Saving Space with Integrated DC-DC Converters in Distributed Power Systems

Figure 1. Compared to traditional distributed power architectures on telecom boards (left), integrated switching regulators (right) offer higher efficiency and reliability, faster design, and reduced board area.

Advantages of using integrated switching regulators

Many areas of the electronics industry, including the power electronics industry, share the goal of integrating system components to reduce overall cost, improve reliability, and minimize PCB area. Over the past two decades, power management IC manufacturers have done a lot of work to integrate many functions within the chip to meet the needs of isolated and non-isolated DC-DC conversion applications.

Integrated switching power supplies, which integrate MOSFETs, gate drivers, and PWM controllers for DC-DC switching conversion in a single package, are no longer a new concept. The challenge now is to increase the output current capability of these devices and enhance the functionality of such devices. They are well suited to the compact, multi-channel point-of-load power supplies required by distributed power in modern communications boards, providing excellent transient response to dynamic loads.

Designing, developing, and testing power supplies for communications system boards can take up a considerable amount of time in the board development process. In addition to the time spent on PCB layout, a major issue in power supply development is solving layout-related issues, including: improper power stage layout, improper grounding, placing sensitive analog traces near power lines with fast current and voltage changes, no Kelvin connection for voltage and current sensing, EMI exceeding standards, incorrect placement of decoupling capacitors, etc. When the power supply uses multiple external discrete components, these issues are most likely to cause layout errors.

In contrast, integrated switching regulators integrate the power stage (MOSFET and gate driver) and current sensing functions into the device, eliminating many PCB-related issues and thus avoiding most layout issues. In addition, the pin configuration of integrated switching regulators is also intentionally designed to avoid component placement and grounding issues. Integrated switching regulators usually provide a compact, optimized and verified PCB layout, which helps to shorten the development cycle and speed up product launch. PCB

space has become more and more tight due to the high-performance and small-size designs required in modern telecommunications system environments. Integrating the power stage and PWM controller into the chip can effectively save space; the integrated switching regulator can operate at a higher operating frequency, allowing the use of small input/output capacitors, inductors and other filter capacitors, further saving board space compared to discrete solutions. Higher operating frequencies also enable the design of wider control loop bandwidths, supporting fast load transient response.

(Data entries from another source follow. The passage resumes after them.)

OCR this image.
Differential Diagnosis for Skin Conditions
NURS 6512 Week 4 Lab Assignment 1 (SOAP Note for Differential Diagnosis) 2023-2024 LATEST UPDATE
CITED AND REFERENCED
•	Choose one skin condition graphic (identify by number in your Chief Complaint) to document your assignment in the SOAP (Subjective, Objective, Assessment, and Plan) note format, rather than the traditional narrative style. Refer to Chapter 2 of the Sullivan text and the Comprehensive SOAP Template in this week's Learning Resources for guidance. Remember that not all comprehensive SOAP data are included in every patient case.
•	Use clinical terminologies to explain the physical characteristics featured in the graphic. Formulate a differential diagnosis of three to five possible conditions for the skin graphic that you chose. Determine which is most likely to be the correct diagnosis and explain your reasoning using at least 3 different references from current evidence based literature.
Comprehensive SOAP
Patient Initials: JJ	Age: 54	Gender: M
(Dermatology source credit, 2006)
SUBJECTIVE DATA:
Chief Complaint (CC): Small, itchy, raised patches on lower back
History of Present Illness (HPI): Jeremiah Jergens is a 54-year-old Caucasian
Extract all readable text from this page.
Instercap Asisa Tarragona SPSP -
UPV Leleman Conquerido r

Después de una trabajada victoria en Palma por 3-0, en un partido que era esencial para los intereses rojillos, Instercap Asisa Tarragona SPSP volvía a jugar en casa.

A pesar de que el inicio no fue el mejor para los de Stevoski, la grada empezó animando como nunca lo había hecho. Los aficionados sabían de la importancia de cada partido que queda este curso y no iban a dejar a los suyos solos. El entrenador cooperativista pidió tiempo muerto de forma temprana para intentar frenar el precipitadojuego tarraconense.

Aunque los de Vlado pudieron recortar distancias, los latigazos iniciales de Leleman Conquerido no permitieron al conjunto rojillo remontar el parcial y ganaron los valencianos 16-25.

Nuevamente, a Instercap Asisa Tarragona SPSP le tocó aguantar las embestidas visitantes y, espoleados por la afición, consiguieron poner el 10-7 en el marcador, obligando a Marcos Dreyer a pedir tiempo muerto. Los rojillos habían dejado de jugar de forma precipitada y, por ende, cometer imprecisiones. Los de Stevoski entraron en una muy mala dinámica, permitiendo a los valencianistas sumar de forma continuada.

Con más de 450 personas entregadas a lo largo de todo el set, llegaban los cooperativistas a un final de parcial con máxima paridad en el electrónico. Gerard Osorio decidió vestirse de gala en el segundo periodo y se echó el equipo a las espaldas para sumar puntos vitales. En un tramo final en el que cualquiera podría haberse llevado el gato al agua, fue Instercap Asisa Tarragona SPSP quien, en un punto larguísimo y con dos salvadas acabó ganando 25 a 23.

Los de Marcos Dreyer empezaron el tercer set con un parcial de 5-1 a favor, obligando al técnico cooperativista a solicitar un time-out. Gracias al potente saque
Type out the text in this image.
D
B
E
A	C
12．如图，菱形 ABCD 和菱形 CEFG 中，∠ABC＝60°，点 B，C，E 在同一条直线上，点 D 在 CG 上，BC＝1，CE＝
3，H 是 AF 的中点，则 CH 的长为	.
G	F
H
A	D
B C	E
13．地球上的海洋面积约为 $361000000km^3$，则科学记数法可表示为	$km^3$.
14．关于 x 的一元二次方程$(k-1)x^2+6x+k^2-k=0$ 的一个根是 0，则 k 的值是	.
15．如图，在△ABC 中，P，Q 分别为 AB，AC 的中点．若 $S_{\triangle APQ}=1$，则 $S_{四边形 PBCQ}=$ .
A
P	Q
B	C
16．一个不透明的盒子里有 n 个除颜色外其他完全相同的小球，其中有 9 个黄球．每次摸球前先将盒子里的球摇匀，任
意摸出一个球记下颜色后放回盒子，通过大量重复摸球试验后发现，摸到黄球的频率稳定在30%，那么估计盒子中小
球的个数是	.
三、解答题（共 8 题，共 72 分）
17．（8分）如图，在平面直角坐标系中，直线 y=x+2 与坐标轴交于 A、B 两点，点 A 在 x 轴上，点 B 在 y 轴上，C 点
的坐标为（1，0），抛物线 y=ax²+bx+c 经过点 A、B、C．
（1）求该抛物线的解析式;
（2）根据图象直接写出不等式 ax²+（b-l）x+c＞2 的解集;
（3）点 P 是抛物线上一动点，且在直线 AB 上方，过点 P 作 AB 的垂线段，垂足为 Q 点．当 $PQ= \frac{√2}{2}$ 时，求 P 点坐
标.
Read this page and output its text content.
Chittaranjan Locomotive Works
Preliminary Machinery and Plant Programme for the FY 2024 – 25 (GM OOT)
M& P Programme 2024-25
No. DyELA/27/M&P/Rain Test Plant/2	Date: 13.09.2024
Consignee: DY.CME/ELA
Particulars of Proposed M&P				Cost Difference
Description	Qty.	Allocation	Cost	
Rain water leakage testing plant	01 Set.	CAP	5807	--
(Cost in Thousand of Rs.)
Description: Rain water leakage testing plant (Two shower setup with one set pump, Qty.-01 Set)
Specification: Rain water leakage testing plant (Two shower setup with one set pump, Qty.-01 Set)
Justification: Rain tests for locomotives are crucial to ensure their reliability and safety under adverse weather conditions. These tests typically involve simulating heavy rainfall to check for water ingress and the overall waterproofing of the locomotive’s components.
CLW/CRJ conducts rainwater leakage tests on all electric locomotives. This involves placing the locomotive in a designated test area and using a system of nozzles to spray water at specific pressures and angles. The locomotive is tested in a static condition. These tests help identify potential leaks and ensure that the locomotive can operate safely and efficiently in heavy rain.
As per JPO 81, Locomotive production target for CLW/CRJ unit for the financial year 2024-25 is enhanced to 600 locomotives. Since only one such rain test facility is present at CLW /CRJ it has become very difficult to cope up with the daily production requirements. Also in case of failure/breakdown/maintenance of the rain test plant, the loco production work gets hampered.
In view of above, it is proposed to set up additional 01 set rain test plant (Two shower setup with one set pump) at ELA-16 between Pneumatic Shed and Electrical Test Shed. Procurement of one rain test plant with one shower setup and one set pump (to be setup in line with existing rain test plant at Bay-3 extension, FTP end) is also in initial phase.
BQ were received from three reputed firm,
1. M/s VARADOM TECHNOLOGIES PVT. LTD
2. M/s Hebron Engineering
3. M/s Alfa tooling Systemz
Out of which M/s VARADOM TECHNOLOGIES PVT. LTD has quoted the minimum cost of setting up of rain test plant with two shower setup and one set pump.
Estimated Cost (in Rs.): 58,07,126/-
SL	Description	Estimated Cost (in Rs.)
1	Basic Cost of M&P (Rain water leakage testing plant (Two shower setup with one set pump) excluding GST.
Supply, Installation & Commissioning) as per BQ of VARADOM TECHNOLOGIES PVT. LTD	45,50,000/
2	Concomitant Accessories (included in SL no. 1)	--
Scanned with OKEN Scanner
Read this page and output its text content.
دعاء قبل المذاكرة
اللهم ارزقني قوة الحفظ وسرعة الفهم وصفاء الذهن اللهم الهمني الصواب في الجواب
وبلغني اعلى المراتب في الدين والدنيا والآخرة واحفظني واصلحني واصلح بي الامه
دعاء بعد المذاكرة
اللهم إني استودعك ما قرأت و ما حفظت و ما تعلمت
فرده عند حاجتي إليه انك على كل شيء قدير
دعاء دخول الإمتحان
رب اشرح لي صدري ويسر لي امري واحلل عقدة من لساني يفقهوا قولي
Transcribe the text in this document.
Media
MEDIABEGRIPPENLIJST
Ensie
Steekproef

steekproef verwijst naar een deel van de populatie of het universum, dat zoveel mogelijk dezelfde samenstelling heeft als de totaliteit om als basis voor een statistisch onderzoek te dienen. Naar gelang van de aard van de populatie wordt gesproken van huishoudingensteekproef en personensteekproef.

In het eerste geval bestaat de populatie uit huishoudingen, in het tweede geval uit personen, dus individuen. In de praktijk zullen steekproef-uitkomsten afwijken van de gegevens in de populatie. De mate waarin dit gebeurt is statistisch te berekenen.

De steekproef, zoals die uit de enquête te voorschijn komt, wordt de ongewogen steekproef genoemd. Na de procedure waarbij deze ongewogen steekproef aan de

Power conversion efficiency is an important indicator of power supply performance, which is also the main reason for replacing linear regulators with switching power supplies. Of course, switching converters will introduce higher noise and EMI. The power consumption of switching power supplies includes conduction losses (related to the MOSFET on-resistance RDS(ON)) and switching losses (related to the speed at which the MOSFET switches between the on and off states). At higher operating frequencies, switching losses dominate because the MOSFET switches on and off many times per second. The transition time depends on the impedance of the gate drive circuit, which controls the MOSFET on and off. For power supplies using discrete MOSFETs and gate drivers, the gate drive impedance is large at high frequencies due to parasitic parameters such as MOSFET pin inductance and lead inductance. Integrated switching regulators reduce parasitic components by integrating gate drivers and MOSFETs in a single package, thereby providing faster conversion times and better efficiency at high frequencies.

Thermal management is an important indicator for power supply design in large systems. In the point-of-load architecture, the heat generated by power conversion is distributed within each integrated switching regulator rather than concentrated in one power module. The higher the efficiency of the integrated switching regulator, the less heat it generates. In addition, integrated switching regulators usually use enhanced thermal packaging, solder the exposed pad directly to the PCB, and conduct heat to the ground plane through thermal vias (8mil to 12mil diameter) (the ground plane spreads the heat throughout the board, eliminating the need for a large heat sink). Finally, the thermal shutdown circuit directly controls the integrated switching power supply, which can provide effective protection in the event of overheating, preventing device damage, thereby improving system reliability.

Integrated switching regulators are available in a variety of packages and a wide range of input voltages (3V to 12V) and output currents (< 1A to 10A). The packages of low-power devices are: SOT, MSOP, and TSSOP. High-power devices are packaged in QFN, BGA and other forms, capable of dissipating high power.

Conclusion

Integrated switching regulators are ideal for medium power buses in modern telecommunication systems. Compared with regulators based on discrete MOSFETs, gate drivers and controllers, integrated solutions can greatly shorten product time to market, save space, improve efficiency, simplify system thermal management, and have higher reliability.